Kathrine is a dynamic and effective speaker. She is a woman who has pioneered an obscure activity into global movement, and has parlayed her success as an iconoclastic athlete also into successful corporate sports marketing and public relations careers with Avon, AMF Incorporated, and Bristol Myers. Whether business, sports or health, Kathrine is sought after to speak to corporate, university, association and convention groups because she is a fit, authentic success herself, and conveys high energy.
Kathrine has also received numerous citations and awards for her efforts in advancing sports opportunities for women, including a New York State Regents Medal of Excellence and the Billie Jean King Award from the Women’s Sports Foundation for her contribution to sports. She was named “Runner of the Decade” and one of four “Visionaries of the Century” by Runner’s World magazine, and an Honor Fellow from the National Association of Girls and Women in Sports. In 1998 she was one of the five inaugural inductees into the National Distance Running Hall of Fame, and in 2000, the Road Runners Club of America honoured her with the Fred Lebow Award for contribution to women’s running. In 2003, she was awarded the prestigious Abebe Bikila Award by the New York Road Runners for her worldwide contributions to running and was inducted into the International Scholar-Athlete Hall of Fame. She is also in the Halls of Fame at Syracuse University, Lynchburg College, and the Road Runners Club of America.
Kathrine received both her BA (dual degree in journalism and English) and her MA (in Public Relations) from Syracuse University’s Newhouse School of Public Communications. She is married to Dr.
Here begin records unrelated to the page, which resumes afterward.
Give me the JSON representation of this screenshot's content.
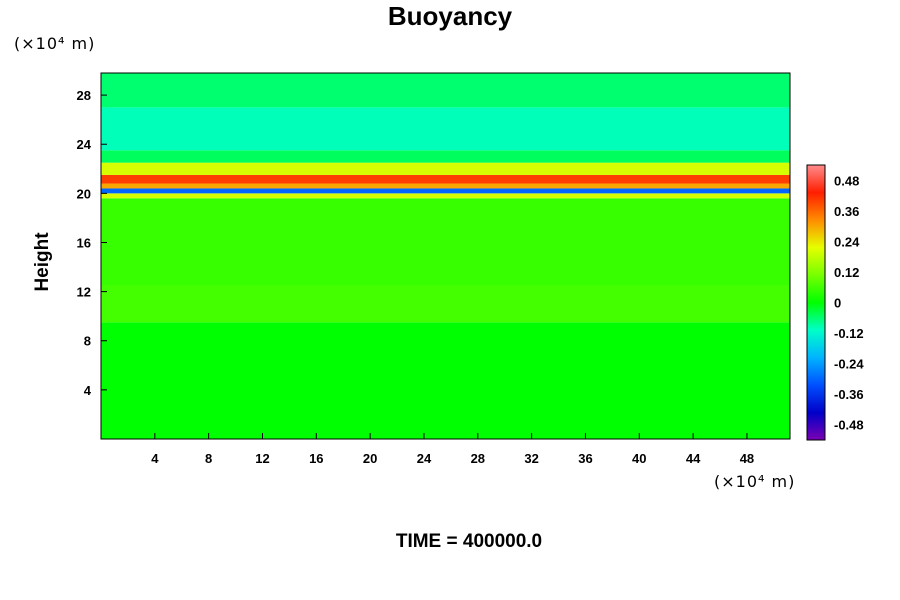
{
  "chart_data": {
    "type": "heatmap",
    "title": "Buoyancy",
    "ylabel": "Height",
    "y_unit_label": "(×10⁴ m)",
    "x_unit_label": "(×10⁴ m)",
    "xlim": [
      0,
      51.2
    ],
    "ylim": [
      0,
      29.8
    ],
    "x_ticks": [
      4,
      8,
      12,
      16,
      20,
      24,
      28,
      32,
      36,
      40,
      44,
      48
    ],
    "y_ticks": [
      4,
      8,
      12,
      16,
      20,
      24,
      28
    ],
    "colorbar": {
      "range": [
        -0.54,
        0.54
      ],
      "labels": [
        0.48,
        0.36,
        0.24,
        0.12,
        0,
        -0.12,
        -0.24,
        -0.36,
        -0.48
      ],
      "label_text": [
        "0.48",
        "0.36",
        "0.24",
        "0.12",
        "0",
        "-0.12",
        "-0.24",
        "-0.36",
        "-0.48"
      ]
    },
    "field_bands": [
      {
        "y_range": [
          0,
          9.5
        ],
        "value": 0.0
      },
      {
        "y_range": [
          9.5,
          12.5
        ],
        "value": 0.06
      },
      {
        "y_range": [
          12.5,
          19.6
        ],
        "value": 0.05
      },
      {
        "y_range": [
          19.6,
          20.0
        ],
        "value": 0.2
      },
      {
        "y_range": [
          20.0,
          20.4
        ],
        "value": -0.3
      },
      {
        "y_range": [
          20.4,
          20.8
        ],
        "value": 0.3
      },
      {
        "y_range": [
          20.8,
          21.5
        ],
        "value": 0.4
      },
      {
        "y_range": [
          21.5,
          22.5
        ],
        "value": 0.2
      },
      {
        "y_range": [
          22.5,
          23.5
        ],
        "value": -0.05
      },
      {
        "y_range": [
          23.5,
          27.0
        ],
        "value": -0.1
      },
      {
        "y_range": [
          27.0,
          29.8
        ],
        "value": -0.06
      }
    ],
    "annotations": [
      "TIME = 400000.0"
    ]
  }
}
Roger Robinson, professor, author and noted age-group runner. The couple divides their time living in New York City and Wellington, New Zealand. Kathrine continues to run six miles a day.
Kathrine’s Topics:· Business: Kathrine’s pioneering work in women’s sports marketing has served as a design model for many in business and education. She is in demand as a leader and speaker in the field, especially showing how to make adversity work as a business-generating opportunity by creating innovative programs. Her speeches and workshops can also be tailored specifically to address the areas of Event Management, Sports Marketing, Public Relations, Media Events and Destination Tourism.
· ”Becoming the Hero in Your Own Life": a get-real health and fitness experience, Kathrine motivates audiences to make fitness a part of their time-constrained lives, telling why and showing how to take charge of their own health and well-being. (Kathrine is also in demand to lead interactive events and fitness clinics for men and women of all ages, sizes and previous experience. She receives a constant stream of thank you letters from people whose lives she’s changed.)
· Sports: Kathrine is a pivotal figure in women’s sports history, as well as the women’s Olympic movement and the global history of running. She captivates audiences with her often rollicking and always moving talks on the history of women in sports and in particular the tremendous social and cultural change that has occurred through the women’s sports movement. She is a visionary and offers up her thought-provoking glimpses of the future for all audiences.
· Forestalling the Aging Process: We’re living longer, and Kathrine shows us how to live better. She deals with the realities of aging, dispels the myths and fears, and shows us how to fight back effectively, with an emphasis on prevention of the major killers of today: heart disease, diabetes, obesity and osteoporosis.